Though she’s just a freshman, Yaniah “Niah” Powell knows where she’s headed. A prestigious National Science Foundation Research Experience for Undergrads (REU) will help her get there.
On May 29, Niah heads to the University of North Carolina in Charlotte for the two-month experience in Data Science and Crime Analytics. The National Science Foundation-funded paid REU provides hands-on experience to undergrads who are interested in graduate degrees or careers in computer science, criminal justice, crime analysis, analytics and data science undergrads hands-on research experience.
Just nine students across the country were selected for the experience, and Niah is ecstatic to be selected – so much so that she almost overlooked a requirement for a personal interview with the program’s organizers. But she handled that and now, she’s preparing for the academic experience of a lifetime.

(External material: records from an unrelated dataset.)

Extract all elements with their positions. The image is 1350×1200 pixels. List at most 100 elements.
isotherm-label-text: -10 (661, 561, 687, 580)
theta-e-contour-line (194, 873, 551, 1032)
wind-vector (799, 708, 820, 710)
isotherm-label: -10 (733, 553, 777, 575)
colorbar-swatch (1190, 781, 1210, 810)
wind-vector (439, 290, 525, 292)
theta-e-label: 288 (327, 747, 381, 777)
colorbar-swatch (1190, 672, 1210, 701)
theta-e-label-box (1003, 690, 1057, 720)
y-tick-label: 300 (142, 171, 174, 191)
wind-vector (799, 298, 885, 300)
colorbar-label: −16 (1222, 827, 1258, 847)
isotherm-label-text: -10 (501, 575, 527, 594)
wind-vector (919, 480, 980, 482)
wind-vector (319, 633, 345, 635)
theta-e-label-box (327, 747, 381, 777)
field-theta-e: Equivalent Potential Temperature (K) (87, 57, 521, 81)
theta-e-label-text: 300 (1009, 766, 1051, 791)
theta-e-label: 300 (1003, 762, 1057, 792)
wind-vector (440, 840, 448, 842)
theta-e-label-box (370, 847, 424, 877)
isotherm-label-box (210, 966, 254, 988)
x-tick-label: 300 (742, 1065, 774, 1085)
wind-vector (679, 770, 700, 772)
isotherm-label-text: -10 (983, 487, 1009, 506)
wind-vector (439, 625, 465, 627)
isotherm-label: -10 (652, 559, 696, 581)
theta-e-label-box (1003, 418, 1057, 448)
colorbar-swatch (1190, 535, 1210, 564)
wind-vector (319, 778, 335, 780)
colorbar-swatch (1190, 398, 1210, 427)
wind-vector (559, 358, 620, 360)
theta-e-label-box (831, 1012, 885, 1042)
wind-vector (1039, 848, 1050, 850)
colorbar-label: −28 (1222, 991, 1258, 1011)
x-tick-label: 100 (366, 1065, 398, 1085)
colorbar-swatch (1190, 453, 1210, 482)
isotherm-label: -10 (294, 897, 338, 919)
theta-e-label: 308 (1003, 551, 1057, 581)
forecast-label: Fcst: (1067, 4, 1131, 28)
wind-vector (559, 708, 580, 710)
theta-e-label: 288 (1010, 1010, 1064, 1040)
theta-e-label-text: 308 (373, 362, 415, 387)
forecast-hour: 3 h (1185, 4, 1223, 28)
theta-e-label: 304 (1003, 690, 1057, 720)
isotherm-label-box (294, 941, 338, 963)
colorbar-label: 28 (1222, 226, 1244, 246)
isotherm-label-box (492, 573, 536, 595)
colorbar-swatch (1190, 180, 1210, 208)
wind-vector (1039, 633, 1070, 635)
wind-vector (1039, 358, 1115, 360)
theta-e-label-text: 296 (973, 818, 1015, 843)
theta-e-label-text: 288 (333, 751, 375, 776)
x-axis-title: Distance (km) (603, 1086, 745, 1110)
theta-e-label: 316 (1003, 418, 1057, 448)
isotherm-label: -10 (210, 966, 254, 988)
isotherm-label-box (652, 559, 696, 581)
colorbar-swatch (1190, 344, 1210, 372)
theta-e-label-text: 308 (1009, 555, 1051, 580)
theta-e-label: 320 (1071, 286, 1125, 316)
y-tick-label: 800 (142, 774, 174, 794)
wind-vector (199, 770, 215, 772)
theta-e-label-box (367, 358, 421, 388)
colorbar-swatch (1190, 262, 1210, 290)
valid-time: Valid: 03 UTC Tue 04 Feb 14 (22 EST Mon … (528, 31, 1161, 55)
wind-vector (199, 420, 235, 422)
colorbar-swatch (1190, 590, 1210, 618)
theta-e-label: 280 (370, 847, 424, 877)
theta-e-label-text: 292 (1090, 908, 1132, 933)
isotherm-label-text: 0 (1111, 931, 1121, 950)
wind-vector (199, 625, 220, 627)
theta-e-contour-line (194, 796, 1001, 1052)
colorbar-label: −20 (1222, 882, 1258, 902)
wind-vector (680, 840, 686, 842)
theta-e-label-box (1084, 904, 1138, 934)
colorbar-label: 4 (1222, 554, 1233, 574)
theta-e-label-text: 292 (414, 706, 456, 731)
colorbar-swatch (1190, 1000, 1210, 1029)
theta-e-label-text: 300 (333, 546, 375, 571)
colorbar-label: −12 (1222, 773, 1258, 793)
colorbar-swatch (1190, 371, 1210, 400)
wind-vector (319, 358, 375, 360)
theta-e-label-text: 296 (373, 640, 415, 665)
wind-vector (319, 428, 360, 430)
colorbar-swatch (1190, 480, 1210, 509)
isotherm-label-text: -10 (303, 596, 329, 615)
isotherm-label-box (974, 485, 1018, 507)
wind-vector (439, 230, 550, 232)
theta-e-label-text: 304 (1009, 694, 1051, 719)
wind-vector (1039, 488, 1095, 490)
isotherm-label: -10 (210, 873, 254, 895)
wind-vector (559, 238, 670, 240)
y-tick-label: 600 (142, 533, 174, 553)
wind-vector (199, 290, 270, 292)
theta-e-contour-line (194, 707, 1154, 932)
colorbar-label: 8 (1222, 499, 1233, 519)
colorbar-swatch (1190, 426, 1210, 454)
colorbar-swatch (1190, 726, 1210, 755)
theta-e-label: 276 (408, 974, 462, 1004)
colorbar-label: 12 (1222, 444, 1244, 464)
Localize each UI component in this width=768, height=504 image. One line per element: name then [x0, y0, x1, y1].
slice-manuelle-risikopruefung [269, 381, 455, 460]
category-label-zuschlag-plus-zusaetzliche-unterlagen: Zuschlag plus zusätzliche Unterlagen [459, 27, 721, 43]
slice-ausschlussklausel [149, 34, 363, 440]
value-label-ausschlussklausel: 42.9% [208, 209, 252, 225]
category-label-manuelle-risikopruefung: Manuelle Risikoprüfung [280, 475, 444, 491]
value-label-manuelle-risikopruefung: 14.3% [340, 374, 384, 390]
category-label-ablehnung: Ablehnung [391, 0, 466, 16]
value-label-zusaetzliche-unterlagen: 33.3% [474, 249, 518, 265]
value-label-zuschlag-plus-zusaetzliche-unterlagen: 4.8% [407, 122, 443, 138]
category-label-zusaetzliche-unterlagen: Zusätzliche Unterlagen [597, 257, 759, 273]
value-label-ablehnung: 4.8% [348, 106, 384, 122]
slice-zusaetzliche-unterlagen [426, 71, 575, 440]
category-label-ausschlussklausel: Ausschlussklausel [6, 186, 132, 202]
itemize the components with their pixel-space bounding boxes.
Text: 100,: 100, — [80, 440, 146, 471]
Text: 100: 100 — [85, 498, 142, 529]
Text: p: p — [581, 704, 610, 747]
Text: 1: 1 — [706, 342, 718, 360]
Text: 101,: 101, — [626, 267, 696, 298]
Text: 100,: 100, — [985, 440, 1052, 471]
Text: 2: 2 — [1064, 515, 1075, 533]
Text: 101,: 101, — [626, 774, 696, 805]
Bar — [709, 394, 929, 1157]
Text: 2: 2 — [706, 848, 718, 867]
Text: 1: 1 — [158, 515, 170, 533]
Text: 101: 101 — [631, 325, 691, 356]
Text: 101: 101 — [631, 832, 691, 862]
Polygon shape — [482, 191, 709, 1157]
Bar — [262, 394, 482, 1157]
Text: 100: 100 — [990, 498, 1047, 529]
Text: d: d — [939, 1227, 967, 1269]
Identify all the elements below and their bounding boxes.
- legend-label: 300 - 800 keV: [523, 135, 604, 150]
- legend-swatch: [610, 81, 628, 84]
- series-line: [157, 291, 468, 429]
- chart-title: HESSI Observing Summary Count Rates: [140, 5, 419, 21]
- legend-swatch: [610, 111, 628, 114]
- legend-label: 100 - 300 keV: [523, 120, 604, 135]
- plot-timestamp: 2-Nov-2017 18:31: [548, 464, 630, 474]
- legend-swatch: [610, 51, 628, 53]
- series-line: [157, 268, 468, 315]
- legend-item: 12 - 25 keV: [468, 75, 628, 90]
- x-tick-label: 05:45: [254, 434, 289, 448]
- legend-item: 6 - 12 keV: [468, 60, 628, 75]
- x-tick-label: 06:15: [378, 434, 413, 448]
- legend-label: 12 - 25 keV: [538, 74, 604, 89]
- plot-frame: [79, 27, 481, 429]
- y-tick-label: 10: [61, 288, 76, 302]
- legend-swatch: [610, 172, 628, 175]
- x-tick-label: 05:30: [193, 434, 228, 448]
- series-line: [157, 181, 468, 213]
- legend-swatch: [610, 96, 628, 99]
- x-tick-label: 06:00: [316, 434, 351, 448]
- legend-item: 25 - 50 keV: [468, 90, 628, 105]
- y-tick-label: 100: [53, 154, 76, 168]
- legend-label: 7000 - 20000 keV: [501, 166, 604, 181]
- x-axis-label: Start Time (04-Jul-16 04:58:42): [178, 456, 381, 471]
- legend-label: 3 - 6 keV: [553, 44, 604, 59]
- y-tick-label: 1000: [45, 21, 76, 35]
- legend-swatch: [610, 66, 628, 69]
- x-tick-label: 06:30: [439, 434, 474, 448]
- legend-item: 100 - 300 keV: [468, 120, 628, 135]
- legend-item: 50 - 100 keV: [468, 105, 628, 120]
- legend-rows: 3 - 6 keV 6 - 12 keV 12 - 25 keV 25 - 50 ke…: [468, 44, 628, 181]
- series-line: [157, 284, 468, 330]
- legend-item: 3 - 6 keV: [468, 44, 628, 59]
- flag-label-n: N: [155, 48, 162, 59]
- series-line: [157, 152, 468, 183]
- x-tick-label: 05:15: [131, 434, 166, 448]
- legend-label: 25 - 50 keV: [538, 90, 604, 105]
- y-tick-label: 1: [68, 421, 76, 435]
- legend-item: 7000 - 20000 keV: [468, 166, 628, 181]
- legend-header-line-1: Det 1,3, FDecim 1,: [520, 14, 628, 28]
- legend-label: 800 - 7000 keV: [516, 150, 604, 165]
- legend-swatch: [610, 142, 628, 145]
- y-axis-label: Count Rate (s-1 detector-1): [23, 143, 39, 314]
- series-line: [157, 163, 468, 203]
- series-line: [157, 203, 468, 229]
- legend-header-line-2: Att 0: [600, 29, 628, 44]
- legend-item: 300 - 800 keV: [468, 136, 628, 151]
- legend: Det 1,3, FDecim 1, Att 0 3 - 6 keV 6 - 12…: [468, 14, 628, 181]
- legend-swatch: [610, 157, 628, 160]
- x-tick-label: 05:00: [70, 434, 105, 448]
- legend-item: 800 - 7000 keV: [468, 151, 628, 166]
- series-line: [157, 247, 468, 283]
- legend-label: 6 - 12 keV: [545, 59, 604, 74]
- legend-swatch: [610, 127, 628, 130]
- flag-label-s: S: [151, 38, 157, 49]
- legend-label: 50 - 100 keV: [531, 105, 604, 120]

As a child, Niah recalls watching lots of crime dramas and enjoyed psychology and law courses in high school, sparking her interest in a double major in criminology and psychology. As part of the REU, she’ll have the opportunity to work closely with UNC faculty members who are nationally recognized for their expertise in working with large data sets, data mining and manipulation, quantitative analysis and data visualization.
According to the NSF, student teams will work with faculty mentors in their research track for 40 hours per week to complete a project. Students may work with a local criminal justice agency as part of the project. At the end of the experience, they will present their research at a final luncheon and could potentially submit a manuscript for publication.
Niah’s research project will focus on the analysis of data on police killings.
“That ties into my major and what I want to do,” she said. “My biggest hope is to gain exposure that will help me in the future toward my goal of working with Internet Crimes Against Children,” Niah said.
Dr. Sarah Lazzari, who encouraged Niah to apply for the REU, recognized her young student’s abilities and interest right away. She’s equally excited for what the program will offer Niah.
“This program is going to give Niah so many skills,” Sarah said. “There is such a need for Criminal Justice practitioners to have research skills and the ability to translate research to other practitioners."
Although graduate school is a few years off, the REU will help Niah build her resumé and stand out when the time comes.
We can’t wait to hear all about Niah’s experience when the fall semester begins!